Police and educators are looking to help coax youngsters into community leadership roles in which they will:
- Help make the community safer;
- Be voices in matters and concerns that directly affect youngsters – including anti-bullying, tolerance and respect;
- Help police with community outreach and educational programs for crime prevention, community policing, and pedestrian/traffic safety;
- Participate in creating video public safety announcements that touch on these concerns and others;
- Open dialogue between young people and both public officials and area agencies;
- Learn team building and project management;
- Develop interpersonal skills of collaboration, communication, cooperation, leadership and active listening;
- Show their peers and others that you’re never too young to take a leadership role.
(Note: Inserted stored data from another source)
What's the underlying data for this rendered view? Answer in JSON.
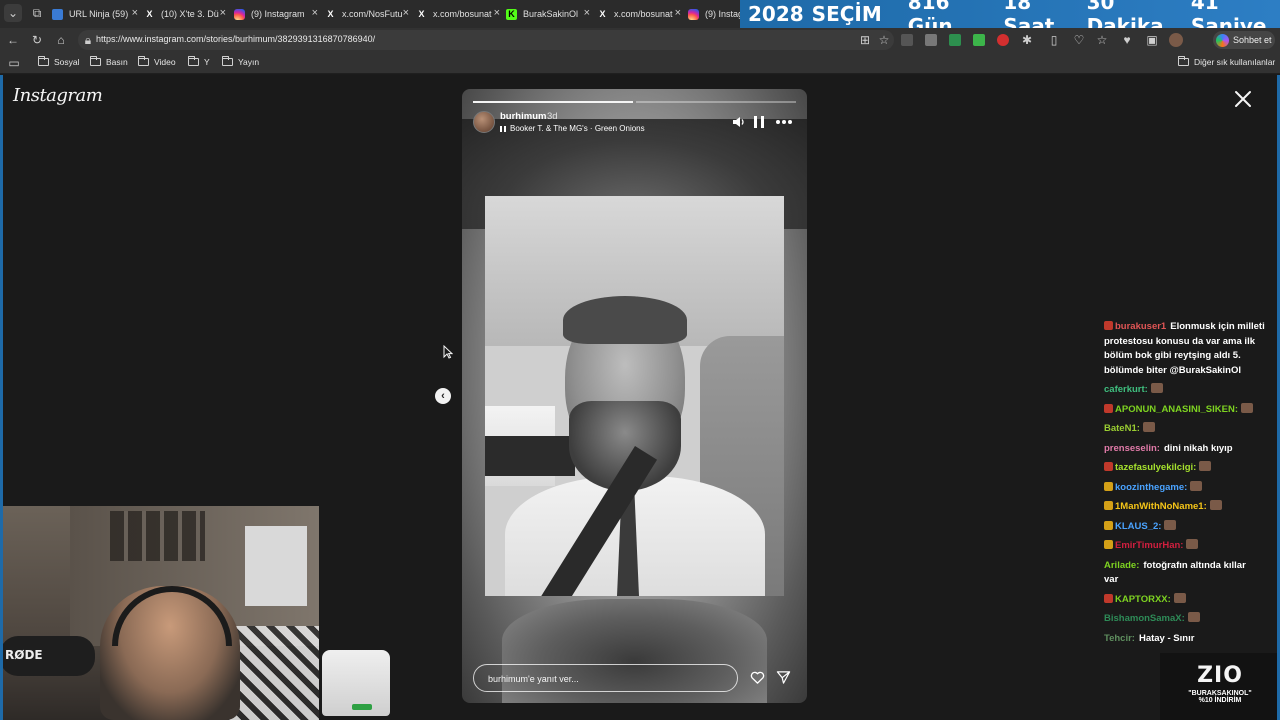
{
  "browser": {
    "tabs": [
      {
        "label": "URL Ninja (59)",
        "fav": "URL-ninja-icon",
        "color": "#3a7bd5"
      },
      {
        "label": "(10) X'te 3. Dü",
        "fav": "x-icon",
        "color": "#000000"
      },
      {
        "label": "(9) Instagram",
        "fav": "instagram-icon",
        "color": "#d6249f"
      },
      {
        "label": "x.com/NosFutu",
        "fav": "x-icon",
        "color": "#000000"
      },
      {
        "label": "x.com/bosunat",
        "fav": "x-icon",
        "color": "#000000"
      },
      {
        "label": "BurakSakinOl",
        "fav": "kick-icon",
        "color": "#53fc18"
      },
      {
        "label": "x.com/bosunat",
        "fav": "x-icon",
        "color": "#000000"
      },
      {
        "label": "(9) Instag",
        "fav": "instagram-icon",
        "color": "#d6249f"
      }
    ],
    "countdown": {
      "year": "2028",
      "label": "SEÇİM",
      "days": "816 Gün",
      "hours": "18 Saat",
      "minutes": "30 Dakika",
      "seconds": "41 Saniye"
    },
    "url": "https://www.instagram.com/stories/burhimum/3829391316870786940/",
    "chat_button": "Sohbet et",
    "bookmarks": [
      "Sosyal",
      "Basın",
      "Video",
      "Y",
      "Yayın"
    ],
    "other_bookmarks": "Diğer sık kullanılanlar"
  },
  "instagram": {
    "logo": "Instagram",
    "story": {
      "username": "burhimum",
      "age": "3d",
      "music": "Booker T. & The MG's · Green Onions",
      "reply_placeholder": "burhimum'e yanıt ver...",
      "progress": [
        1.0,
        0.0
      ]
    }
  },
  "chat": {
    "messages": [
      {
        "user": "burakuser1",
        "text": "Elonmusk için milleti",
        "color": "#e05555",
        "badge": "#c0392b"
      },
      {
        "user": "",
        "text": "protestosu konusu da var ama ilk",
        "color": "#ffffff"
      },
      {
        "user": "",
        "text": "bölüm bok gibi reytşing aldı 5.",
        "color": "#ffffff"
      },
      {
        "user": "",
        "text": "bölümde biter @BurakSakinOl",
        "color": "#ffffff"
      },
      {
        "user": "caferkurt:",
        "text": "",
        "color": "#3fbf7f",
        "emote": true
      },
      {
        "user": "APONUN_ANASINI_SIKEN:",
        "text": "",
        "color": "#7ed321",
        "badge": "#c0392b",
        "emote": true
      },
      {
        "user": "BateN1:",
        "text": "",
        "color": "#9acd32",
        "emote": true
      },
      {
        "user": "prenseselin:",
        "text": "dini nikah kıyıp",
        "color": "#e07aa8"
      },
      {
        "user": "tazefasulyekilcigi:",
        "text": "",
        "color": "#a6e22e",
        "badge": "#c0392b",
        "emote": true
      },
      {
        "user": "koozinthegame:",
        "text": "",
        "color": "#4aa3ff",
        "badge": "#d4a017",
        "emote": true
      },
      {
        "user": "1ManWithNoName1:",
        "text": "",
        "color": "#f5c518",
        "badge": "#d4a017",
        "emote": true
      },
      {
        "user": "KLAUS_2:",
        "text": "",
        "color": "#4aa3ff",
        "badge": "#d4a017",
        "emote": true
      },
      {
        "user": "EmirTimurHan:",
        "text": "",
        "color": "#d11f3f",
        "badge": "#d4a017",
        "emote": true
      },
      {
        "user": "Arilade:",
        "text": "fotoğrafın altında kıllar",
        "color": "#7ed321"
      },
      {
        "user": "",
        "text": "var",
        "color": "#ffffff"
      },
      {
        "user": "KAPTORXX:",
        "text": "",
        "color": "#7ed321",
        "badge": "#c0392b",
        "emote": true
      },
      {
        "user": "BishamonSamaX:",
        "text": "",
        "color": "#2e8b57",
        "emote": true
      },
      {
        "user": "Tehcir:",
        "text": "Hatay - Sınır",
        "color": "#5f8f5f"
      }
    ]
  },
  "webcam": {
    "mic_label": "RØDE"
  },
  "promo": {
    "logo": "ZIO",
    "line1": "\"BURAKSAKINOL\"",
    "line2": "%10 İNDİRİM"
  }
}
The issues and concerns the ambassadors will address “are real and have an impact on our community and region,” said Gregory Wu, the assistant principal at Benjamin Franklin Middle School, who is coordinating the program with Ward and serving with him as an advisor.
“More than anything we want to give them a voice and let THEM make a difference in our community,” Ward told CLIFFVIEW PILOT last night.
The group includes Honorary Ridgewood Police Chief Michael Feeney, a special youngster whom Ward called “a critical member of the Youth Ambassador team.”
Michael, who is battling a rare form of Ewing’s sarcoma, couldn’t make it to yesterday’s session or the first larger group meeting of 18 youngsters held last Friday at the BF School.
So Ward paid him a visit ( photo, top ).
Michael got to hold Ward’s badge while participating in “Chief for a Day” activities sponsored by Bergen County Sheriff Michael Saudino in June ( SEE: Belief for a day: Police chiefs large, small teach us all ).
At the end of the event, he returned it.
So Ward brought Michael an honorary chief’s badge yesterday that he said is his to keep.
“I told him a chief takes his work home with him,” Ward said afterward. “So whether he can make meetings or not, he still will be actively involved.”
The chief also wants Michael involved in the public safety videos – possibly having him portray a police officer warning an adult pedestrian (played by a police officer) about crossing properly. The adult could then be seen in bandages, perhaps with a crutch, telling the officer he was sorry he learned the hard way.
“It’s a way that kids can teach parents,” Ward said.
Ridgewood’s youth ambassadors will come from 5 th graders in all the district’s schools, as well as middle- and high-schoolers, and some college interns.
The core group, once trained, will be able to “network it out, bring peer-to-peer role-model leadership back to their schools,” the chief said. “Each and every one of them will come out a leader.”